The 808 Firecrest's side-wall bulge and Advanced Boundary Layer Control (ABLC) texturing are its signature features, both of which contribute to improved stability at the kind of yaw angles you'll actually experience on the road, not while cloistered in a wind tunnel. ABLC is especially important for this generation of Firecrests because Zipp's engineers revisited the sizes and distribution pattern of the signature dimpling. While these two features tend to steal the headlines, Zipp's Visco-Elastic Constrained Layer Control (VCLC) and Carbon Bridge technologies may be even more impressive despite being less evident from a visual standpoint.

VCLC is similar to a construction model that we're seeing more and more in high-end frame manufacturing, especially among the venerable Italian names. To unpack Zipp's initialism, VCLC involves constraining a visco-elastic layer between the wheels' carbon and resin layers in order to increase the structure's ability to absorb and control road noise. As mentioned above, we're used to seeing this in racing frames, but Zipp may be the only manufacturer to bring it to wheels.

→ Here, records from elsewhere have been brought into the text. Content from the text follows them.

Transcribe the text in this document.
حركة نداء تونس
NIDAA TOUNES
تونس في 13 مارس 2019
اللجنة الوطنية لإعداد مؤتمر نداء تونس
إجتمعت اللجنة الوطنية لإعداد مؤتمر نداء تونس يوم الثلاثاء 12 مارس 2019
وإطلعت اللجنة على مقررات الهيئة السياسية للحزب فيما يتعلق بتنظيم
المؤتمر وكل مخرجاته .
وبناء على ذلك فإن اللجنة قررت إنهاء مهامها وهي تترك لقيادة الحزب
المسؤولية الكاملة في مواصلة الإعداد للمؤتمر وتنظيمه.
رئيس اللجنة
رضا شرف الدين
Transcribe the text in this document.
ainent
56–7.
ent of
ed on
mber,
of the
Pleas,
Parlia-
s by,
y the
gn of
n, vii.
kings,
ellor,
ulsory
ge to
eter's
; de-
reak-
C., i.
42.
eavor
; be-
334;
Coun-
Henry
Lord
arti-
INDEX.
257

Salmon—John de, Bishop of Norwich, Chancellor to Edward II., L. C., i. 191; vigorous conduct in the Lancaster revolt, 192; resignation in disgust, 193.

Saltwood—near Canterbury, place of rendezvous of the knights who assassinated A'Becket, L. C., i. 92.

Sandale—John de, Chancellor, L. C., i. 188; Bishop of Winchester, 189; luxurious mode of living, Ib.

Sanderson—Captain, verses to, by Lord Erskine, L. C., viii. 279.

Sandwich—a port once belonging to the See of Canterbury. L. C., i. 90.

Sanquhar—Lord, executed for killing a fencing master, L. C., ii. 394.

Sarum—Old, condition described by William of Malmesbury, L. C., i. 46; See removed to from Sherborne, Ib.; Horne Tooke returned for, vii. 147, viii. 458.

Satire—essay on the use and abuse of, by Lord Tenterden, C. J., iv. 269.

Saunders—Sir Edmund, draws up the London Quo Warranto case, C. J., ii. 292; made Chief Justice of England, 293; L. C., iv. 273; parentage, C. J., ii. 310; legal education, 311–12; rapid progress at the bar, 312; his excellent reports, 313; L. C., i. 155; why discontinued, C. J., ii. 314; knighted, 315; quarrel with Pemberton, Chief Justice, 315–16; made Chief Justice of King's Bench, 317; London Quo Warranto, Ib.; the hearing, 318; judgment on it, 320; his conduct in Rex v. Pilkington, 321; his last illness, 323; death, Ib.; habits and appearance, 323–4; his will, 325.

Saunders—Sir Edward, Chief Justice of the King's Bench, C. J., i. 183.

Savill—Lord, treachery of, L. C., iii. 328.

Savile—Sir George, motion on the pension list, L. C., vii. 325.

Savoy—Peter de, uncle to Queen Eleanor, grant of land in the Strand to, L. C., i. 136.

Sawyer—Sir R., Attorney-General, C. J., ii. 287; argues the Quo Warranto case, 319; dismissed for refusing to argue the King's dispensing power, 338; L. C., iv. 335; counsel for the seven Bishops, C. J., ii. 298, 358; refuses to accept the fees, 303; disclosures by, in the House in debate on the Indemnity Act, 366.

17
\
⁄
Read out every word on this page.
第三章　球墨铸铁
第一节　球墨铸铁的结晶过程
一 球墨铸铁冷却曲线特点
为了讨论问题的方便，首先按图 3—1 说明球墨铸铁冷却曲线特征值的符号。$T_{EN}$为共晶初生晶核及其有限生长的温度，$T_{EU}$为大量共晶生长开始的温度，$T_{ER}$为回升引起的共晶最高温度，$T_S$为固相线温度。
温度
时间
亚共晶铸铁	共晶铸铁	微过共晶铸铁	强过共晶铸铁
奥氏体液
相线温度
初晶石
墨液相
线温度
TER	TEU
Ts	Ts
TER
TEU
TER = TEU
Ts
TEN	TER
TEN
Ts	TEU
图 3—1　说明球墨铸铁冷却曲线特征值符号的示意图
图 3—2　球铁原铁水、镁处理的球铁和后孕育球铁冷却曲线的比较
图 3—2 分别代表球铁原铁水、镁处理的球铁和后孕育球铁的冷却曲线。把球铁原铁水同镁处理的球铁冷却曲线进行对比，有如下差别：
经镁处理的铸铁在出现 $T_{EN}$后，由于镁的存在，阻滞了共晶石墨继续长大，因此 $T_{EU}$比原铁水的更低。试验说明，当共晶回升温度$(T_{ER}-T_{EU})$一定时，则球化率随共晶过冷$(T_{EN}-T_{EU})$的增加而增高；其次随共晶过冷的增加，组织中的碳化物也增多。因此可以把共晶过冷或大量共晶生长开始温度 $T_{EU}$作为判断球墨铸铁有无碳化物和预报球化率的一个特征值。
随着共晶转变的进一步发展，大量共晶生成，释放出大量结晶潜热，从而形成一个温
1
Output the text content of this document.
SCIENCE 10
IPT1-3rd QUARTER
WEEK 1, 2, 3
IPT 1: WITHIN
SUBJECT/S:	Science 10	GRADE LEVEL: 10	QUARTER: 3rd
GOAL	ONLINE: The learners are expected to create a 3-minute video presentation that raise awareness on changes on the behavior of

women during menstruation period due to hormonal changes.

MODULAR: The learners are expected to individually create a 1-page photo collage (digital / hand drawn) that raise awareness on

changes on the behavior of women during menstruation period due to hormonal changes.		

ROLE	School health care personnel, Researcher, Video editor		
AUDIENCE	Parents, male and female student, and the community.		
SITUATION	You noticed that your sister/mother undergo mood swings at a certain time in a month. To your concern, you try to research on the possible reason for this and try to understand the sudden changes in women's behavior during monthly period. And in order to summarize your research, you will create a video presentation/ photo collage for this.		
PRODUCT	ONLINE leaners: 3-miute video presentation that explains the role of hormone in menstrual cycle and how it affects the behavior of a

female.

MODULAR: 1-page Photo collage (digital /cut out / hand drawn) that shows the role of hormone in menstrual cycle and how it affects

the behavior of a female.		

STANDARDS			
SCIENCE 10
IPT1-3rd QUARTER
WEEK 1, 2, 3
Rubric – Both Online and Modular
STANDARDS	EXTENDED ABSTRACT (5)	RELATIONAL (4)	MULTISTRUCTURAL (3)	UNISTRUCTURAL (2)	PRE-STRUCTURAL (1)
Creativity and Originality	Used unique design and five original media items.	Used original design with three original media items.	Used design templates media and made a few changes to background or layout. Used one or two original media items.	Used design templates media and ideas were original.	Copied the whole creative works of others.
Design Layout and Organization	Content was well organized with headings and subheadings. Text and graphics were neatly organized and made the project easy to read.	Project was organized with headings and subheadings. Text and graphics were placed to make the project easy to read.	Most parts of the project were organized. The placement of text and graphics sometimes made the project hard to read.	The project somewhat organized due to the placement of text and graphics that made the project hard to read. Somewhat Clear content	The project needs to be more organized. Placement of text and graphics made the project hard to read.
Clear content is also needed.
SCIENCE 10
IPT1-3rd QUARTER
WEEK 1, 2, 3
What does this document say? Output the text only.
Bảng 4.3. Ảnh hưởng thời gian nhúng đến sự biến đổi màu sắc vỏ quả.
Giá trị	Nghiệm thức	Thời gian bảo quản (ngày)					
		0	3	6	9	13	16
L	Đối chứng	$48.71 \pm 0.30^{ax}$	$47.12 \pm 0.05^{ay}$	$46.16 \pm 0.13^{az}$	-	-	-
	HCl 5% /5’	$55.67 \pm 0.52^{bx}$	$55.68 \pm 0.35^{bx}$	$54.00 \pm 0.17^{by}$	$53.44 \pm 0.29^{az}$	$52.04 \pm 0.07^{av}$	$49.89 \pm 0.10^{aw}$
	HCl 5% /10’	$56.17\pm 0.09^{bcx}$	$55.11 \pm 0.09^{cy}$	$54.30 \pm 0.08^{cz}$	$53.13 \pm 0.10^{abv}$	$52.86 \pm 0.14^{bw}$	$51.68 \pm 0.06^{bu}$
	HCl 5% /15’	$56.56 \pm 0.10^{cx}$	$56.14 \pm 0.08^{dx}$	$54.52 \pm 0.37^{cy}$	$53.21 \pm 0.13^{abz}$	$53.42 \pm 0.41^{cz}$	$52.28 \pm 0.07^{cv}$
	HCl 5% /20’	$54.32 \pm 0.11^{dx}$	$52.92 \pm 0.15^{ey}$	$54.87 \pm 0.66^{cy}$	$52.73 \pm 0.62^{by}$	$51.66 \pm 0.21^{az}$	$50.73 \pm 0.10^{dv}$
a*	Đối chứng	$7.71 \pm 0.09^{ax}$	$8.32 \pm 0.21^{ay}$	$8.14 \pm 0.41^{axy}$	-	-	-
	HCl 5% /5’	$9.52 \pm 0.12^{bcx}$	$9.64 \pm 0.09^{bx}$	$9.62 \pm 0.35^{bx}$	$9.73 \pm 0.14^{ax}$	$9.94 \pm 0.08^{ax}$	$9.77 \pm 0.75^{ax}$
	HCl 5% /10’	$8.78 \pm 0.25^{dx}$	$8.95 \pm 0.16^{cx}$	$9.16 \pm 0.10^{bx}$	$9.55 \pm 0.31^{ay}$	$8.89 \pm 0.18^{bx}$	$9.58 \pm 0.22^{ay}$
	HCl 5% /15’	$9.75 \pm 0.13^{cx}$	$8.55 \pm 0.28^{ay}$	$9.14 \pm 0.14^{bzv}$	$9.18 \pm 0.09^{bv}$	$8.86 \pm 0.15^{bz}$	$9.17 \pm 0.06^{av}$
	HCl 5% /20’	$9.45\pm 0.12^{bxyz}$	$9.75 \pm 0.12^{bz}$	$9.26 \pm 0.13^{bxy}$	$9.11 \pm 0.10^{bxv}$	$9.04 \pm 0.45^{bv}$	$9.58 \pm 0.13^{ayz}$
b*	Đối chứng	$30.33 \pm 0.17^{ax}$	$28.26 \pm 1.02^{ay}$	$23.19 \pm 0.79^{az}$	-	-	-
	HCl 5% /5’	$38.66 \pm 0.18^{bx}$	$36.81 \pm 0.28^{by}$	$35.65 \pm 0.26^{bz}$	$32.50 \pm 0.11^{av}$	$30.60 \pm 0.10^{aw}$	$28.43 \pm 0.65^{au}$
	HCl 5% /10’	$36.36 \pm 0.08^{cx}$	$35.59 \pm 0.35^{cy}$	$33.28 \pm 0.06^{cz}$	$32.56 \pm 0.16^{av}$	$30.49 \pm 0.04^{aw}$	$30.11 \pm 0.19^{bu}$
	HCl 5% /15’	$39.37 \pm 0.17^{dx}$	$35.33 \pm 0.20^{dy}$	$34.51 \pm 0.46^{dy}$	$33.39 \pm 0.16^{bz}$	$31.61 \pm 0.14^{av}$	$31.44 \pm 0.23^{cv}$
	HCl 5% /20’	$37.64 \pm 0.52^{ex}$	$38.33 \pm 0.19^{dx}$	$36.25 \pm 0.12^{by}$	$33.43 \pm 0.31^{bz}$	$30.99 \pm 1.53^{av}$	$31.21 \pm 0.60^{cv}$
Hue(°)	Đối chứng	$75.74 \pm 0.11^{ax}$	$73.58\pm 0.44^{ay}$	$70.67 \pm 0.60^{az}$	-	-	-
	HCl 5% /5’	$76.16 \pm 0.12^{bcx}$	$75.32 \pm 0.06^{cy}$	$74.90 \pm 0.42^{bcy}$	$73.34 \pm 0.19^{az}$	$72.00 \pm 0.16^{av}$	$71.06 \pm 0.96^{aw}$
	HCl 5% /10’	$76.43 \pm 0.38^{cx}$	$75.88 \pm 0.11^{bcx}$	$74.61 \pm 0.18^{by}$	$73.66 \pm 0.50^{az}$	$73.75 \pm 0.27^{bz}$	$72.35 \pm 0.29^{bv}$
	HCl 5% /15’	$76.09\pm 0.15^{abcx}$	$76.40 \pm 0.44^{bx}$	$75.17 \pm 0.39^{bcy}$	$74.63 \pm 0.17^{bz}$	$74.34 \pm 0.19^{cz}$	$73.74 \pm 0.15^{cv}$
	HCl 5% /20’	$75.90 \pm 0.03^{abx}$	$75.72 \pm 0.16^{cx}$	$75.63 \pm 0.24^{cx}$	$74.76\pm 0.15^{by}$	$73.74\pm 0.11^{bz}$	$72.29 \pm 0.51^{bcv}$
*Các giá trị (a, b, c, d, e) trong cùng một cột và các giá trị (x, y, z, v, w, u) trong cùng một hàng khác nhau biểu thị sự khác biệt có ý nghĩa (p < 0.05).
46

The Carbon Bridge design incorporates Kevlar threads in the carbon layup to take advantage of Kevlar's 350% greater resistance to impact. The benefits throughout the wheel are obvious, but higher durability is especially welcome at the tire mounting surface, which is often the first area to take a hit when tires flat. Of all the Firecrest line, the 808s are not only the deepest, but they also benefit the most from the addition of Kevlar; Zipp claims that the 808's durability under duress jumps by a cool 50%.

The rims are anchored by their final new feature, Zipp's new 77 and 177 hubs in the front and back, respectively. The new hub model features a flange and spoke lace design meant to decrease the torsional and lateral flex produced by hard accelerations, sprinting, and punchy climbing.